Kuriozalna sytuacja w Lidze Europy. 220 metrów, które wywołuje śmiech
Po Lidze Mistrzów przyszedł czas na początek Ligi Europy. W rywalizacji występuje Bodo/Glimt, które w ostatnich latach często mierzyło się z polskimi klubami – Legią Warszawa i Lechem Poznań. W eliminacjach do obecnej edycji Champions League nie dali z kolei szans Jagiellonii Białystok. W ramach nagrody pocieszenia za porażkę w IV rundzie kwalifikacji mogą mierzyć się w drugich najważniejszych rozgrywkach Starego Kontynentu.

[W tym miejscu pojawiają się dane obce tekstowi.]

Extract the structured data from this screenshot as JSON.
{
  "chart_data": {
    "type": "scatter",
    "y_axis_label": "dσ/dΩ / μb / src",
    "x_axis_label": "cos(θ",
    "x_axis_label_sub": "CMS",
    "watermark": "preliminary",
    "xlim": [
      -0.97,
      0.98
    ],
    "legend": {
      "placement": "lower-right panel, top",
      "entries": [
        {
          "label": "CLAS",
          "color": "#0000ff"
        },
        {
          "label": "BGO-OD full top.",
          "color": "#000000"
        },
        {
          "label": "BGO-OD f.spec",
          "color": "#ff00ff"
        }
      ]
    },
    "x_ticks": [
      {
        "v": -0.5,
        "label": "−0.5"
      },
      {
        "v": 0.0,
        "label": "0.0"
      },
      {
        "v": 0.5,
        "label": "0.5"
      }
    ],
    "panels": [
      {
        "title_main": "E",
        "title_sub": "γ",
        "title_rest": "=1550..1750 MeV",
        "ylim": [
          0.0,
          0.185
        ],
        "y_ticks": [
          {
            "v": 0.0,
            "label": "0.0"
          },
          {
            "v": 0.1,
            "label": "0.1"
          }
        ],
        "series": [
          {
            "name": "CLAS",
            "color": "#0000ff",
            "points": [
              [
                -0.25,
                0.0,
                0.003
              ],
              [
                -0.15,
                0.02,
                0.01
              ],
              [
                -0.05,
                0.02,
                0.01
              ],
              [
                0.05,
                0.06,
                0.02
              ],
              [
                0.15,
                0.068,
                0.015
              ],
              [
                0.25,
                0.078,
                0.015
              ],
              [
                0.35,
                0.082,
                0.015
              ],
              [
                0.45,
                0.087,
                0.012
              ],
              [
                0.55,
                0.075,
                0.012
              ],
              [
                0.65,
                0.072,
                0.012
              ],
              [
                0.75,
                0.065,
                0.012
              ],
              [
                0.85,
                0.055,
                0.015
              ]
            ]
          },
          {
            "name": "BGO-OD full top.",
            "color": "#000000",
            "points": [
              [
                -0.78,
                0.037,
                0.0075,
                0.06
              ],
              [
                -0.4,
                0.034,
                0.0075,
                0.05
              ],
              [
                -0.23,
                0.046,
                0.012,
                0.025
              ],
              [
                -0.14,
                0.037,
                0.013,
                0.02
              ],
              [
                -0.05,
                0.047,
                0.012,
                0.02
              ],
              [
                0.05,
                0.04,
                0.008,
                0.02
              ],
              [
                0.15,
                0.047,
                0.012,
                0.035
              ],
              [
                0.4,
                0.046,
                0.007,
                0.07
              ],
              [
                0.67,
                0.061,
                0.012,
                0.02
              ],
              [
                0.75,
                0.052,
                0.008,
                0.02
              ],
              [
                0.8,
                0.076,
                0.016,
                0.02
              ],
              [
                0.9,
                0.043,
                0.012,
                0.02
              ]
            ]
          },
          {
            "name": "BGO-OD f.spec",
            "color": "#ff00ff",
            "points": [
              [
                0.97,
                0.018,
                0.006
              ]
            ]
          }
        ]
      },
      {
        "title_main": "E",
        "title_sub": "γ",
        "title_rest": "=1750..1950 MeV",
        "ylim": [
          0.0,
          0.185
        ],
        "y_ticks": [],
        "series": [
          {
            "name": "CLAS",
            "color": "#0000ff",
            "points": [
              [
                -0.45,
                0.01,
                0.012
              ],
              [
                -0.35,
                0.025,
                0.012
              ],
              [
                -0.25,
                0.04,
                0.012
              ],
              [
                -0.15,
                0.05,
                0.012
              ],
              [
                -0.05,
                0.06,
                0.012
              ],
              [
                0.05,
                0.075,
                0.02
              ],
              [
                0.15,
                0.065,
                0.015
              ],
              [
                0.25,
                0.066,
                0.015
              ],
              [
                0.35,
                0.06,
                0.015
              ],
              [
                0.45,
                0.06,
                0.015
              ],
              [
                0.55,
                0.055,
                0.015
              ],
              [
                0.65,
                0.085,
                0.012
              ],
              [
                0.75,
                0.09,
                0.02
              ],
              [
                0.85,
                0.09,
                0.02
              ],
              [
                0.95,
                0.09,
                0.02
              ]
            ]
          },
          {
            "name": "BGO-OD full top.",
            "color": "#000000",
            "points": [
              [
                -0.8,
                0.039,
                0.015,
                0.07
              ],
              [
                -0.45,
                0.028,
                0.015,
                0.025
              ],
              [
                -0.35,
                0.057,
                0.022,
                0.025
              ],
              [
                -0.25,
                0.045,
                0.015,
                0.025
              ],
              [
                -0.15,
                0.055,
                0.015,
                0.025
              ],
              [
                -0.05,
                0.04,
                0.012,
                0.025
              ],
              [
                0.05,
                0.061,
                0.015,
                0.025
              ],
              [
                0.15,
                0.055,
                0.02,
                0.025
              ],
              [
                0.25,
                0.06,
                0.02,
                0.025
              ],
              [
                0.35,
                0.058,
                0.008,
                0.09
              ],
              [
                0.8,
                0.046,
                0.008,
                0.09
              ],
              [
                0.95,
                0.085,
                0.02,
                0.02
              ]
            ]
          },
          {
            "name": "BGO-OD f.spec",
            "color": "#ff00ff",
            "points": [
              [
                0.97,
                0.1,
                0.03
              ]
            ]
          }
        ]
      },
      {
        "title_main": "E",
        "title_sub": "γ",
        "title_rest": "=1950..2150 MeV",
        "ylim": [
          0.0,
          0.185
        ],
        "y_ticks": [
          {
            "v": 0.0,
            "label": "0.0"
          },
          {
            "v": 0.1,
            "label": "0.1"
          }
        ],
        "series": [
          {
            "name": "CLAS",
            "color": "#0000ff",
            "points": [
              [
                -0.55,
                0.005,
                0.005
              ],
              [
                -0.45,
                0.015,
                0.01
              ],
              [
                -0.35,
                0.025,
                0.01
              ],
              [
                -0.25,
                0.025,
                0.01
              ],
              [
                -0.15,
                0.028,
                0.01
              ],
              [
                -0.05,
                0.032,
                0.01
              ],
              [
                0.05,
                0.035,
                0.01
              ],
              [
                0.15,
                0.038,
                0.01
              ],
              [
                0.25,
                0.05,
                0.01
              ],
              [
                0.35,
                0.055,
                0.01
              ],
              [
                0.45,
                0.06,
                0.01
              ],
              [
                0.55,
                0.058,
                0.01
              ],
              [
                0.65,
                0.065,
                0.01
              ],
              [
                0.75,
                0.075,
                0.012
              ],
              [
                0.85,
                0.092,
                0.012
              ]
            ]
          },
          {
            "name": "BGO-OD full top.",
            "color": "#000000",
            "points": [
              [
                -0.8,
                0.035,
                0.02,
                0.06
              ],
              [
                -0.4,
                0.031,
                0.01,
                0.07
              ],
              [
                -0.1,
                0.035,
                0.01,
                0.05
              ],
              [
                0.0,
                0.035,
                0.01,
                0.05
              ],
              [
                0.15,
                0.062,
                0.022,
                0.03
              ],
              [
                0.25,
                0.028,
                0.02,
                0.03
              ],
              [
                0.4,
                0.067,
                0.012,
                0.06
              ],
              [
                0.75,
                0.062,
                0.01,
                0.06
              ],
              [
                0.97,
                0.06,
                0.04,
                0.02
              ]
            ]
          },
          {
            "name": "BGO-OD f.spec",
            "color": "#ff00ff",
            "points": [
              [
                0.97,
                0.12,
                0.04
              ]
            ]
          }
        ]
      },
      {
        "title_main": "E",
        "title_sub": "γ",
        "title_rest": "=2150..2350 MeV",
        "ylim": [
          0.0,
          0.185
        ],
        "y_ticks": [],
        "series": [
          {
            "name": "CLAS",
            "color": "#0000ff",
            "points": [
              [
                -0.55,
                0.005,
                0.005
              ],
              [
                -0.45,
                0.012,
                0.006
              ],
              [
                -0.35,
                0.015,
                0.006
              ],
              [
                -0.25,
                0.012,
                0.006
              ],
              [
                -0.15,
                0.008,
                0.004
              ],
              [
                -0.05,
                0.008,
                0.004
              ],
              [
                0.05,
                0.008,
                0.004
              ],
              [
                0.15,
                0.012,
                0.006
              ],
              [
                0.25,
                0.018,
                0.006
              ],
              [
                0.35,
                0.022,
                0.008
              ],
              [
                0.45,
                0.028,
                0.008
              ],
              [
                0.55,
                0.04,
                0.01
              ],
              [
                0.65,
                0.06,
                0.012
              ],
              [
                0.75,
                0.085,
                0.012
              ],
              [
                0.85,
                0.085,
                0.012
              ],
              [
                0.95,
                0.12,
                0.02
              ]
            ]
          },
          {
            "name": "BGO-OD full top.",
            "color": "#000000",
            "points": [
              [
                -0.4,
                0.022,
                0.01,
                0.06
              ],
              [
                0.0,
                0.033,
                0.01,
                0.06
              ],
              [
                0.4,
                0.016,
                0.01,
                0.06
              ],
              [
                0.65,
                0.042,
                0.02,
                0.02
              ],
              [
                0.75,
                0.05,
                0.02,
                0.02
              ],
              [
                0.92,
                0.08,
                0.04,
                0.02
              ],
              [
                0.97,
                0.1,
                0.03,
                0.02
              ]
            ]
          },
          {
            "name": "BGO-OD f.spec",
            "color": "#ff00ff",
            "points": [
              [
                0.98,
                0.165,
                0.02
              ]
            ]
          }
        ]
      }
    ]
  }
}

Kuriozalny przepis UEFA wywołał śmiech w Norwegii
Pierwszy mecz zespół Kjetil Knutsen rozgrywał u siebie. Ich rywalem było portugalskie FC Porto. Jako że zawodnicy mieszkają na co dzień w centrum Bodo, przeważnie na stadion zespołu docierają pieszo. Tym razem nie mogli tego zrobić ze względu na kuriozalne przepisy UEFA.
Nakazują one, by każdy klub dotarł na stadion autobusem. Nie ma znaczenia rozmiar miasta czy preferencje zawodników. Specjalnie na potrzeby meczu w Lidze Europy drużyna musiała zebrać się w jednym miejscu, a następnie oficjalnie podjechać pod obiekt. Traf chciał, że zbiórka miała miejsce… 220 metrów od stadionu. Wszyscy szli pieszo, ale piłkarze musieli pokonać jeden zakręt i oficjalnie wysiąść z pojazdu.
Norweskie media nie potrafią zrozumieć sensu tej zasady. UEFA powołuje się na „integracje zespołu”, a także na materiały, które służą później przy transmisji telewizyjnej. W tamtejszej kulturze nie przyjmuje się wykorzystywania jazdy samochodem/autobusem na tak krótkie dystanse.
Bodo/Glimt ze zwycięstwem na początek Ligi Europy
Bodo/Glimt wygrało pierwszy mecz w Lidze Europy 2024/2025. Norwedzy pokonali FC Porto 3:2 za sprawą bramek Kaspera Hogha oraz Jensa Pettera Hauge’a. Zespół jest także aktualnym liderem lig norweskiej z przewagą siedmiu punktów nad SK Brann.